Le repas peut être vu dans « L’Amérique noire et juive : une histoire entrelacée », dont la diffusion commence mardi soir, et met en vedette un ensemble diversifié de Juifs – dont beaucoup sont noirs – discutant du rôle que joue l’histoire de l’Exode dans les traditions noires et juives.
La conversation n’évite pas les sujets difficiles qui remettent en question l’idée reçue selon laquelle le fait de s’être libérés de l’esclavage représente un parallèle clair pour les Juifs et les Noirs américains.
« Ce à quoi je pense souvent pendant la Pâque, c’est que chaque année nous commémorons notre liberté en tant que Juifs », déclare Nate Looney, directeur de la sécurité communautaire et de l’appartenance aux Fédérations juives d’Amérique du Nord, dans un clip partagé exclusivement avec la Jewish Telegraphic Agency. « Mais en tant que Noirs américains, on nous dit souvent de « surmonter l’esclavage » et de « l’oublier ».
La série documentaire de quatre épisodes explore les divisions historiques et les alliances entre Juifs et Noirs américains et est animée par l’historien de l’Université Harvard Henry Louis Gates Jr. Elle arrive au début du Mois de l’histoire des Noirs de cette année – et alors que des questions se posent quant à savoir si les dernières années ont irrémédiablement nui à la parenté historique entre Juifs et Noirs américains.
Il soutient que la relation entre les Américains noirs et juifs n’a pas été gravée dans le marbre lors du mouvement des droits civiques lorsque le rabbin Abraham Joshua Heschel a défilé à Selma avec Martin Luther King Jr., mais qu’elle a été façonnée par des siècles d’histoire et continue de l’être par l’oppression et la suprématie blanche.
Parmi les personnes à la table de Looney figurent Angela Buchdahl, rabbin principal de la synagogue centrale de New York ; l’auteur de livres de cuisine et historien culinaire Michael Twitty ; l’écrivain Jamaica Kincaid ; rédacteur en chef du New Yorker David Remnick ; et le rabbin Shais Rishon, également connu sous le nom de MaNishtana.

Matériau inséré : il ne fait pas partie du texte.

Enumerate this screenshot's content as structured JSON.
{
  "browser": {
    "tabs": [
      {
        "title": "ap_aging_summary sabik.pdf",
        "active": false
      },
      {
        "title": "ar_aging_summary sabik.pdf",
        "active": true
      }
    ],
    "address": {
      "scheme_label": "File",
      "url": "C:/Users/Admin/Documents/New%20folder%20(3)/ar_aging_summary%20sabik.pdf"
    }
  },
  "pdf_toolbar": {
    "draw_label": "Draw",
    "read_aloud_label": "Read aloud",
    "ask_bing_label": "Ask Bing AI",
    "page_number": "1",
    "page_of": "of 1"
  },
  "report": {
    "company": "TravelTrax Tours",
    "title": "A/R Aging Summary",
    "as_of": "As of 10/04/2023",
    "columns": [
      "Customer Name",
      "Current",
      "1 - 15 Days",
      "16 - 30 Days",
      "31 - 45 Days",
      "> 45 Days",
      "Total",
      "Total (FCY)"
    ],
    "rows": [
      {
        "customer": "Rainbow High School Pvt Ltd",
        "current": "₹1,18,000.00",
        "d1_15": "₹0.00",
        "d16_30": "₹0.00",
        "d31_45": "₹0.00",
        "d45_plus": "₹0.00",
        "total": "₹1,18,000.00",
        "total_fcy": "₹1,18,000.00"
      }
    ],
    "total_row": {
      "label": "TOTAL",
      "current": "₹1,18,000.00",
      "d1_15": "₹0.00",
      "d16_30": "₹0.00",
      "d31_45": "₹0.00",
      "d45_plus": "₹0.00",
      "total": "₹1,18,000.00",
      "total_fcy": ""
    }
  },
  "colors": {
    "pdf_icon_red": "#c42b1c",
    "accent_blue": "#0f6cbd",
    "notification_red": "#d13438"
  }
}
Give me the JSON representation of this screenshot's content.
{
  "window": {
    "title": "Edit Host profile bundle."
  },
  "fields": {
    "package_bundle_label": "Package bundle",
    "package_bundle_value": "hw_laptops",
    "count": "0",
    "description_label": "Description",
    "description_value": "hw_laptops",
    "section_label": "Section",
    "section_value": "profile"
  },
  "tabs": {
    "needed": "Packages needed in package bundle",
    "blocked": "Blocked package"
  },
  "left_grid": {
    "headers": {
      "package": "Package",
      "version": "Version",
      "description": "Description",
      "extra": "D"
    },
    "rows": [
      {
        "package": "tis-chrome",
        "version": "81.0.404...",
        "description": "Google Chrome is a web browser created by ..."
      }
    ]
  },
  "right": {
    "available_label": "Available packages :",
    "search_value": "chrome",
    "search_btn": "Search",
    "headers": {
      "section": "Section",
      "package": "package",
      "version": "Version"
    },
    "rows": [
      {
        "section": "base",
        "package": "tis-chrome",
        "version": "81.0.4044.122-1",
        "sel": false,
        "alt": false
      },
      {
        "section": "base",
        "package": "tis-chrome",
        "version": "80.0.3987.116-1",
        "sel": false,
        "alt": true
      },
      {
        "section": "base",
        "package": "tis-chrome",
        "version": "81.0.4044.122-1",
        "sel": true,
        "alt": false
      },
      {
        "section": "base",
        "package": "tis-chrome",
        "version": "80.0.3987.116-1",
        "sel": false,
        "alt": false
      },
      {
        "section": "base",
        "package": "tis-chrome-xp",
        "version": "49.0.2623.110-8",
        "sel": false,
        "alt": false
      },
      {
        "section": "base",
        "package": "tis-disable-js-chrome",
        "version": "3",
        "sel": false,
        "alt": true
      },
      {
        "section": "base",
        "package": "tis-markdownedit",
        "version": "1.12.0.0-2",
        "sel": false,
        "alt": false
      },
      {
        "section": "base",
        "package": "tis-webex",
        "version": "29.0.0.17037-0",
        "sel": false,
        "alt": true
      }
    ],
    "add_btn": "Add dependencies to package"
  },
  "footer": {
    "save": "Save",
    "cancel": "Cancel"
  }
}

La série explore les moments clés de l’histoire des Américains noirs et juifs, et comment ces moments se sont déroulés en parallèle et se sont croisés au cours des cinq derniers siècles. Il couvre la traite transatlantique des esclaves, les chevauchements entre la Grande Migration et l’immigration juive en provenance d’Europe, le lynchage de Leo Frank, le mouvement des droits civiques, les émeutes de Crown Heights, le rassemblement Unite the Right de 2017 et l’après-octobre. 7 activisme.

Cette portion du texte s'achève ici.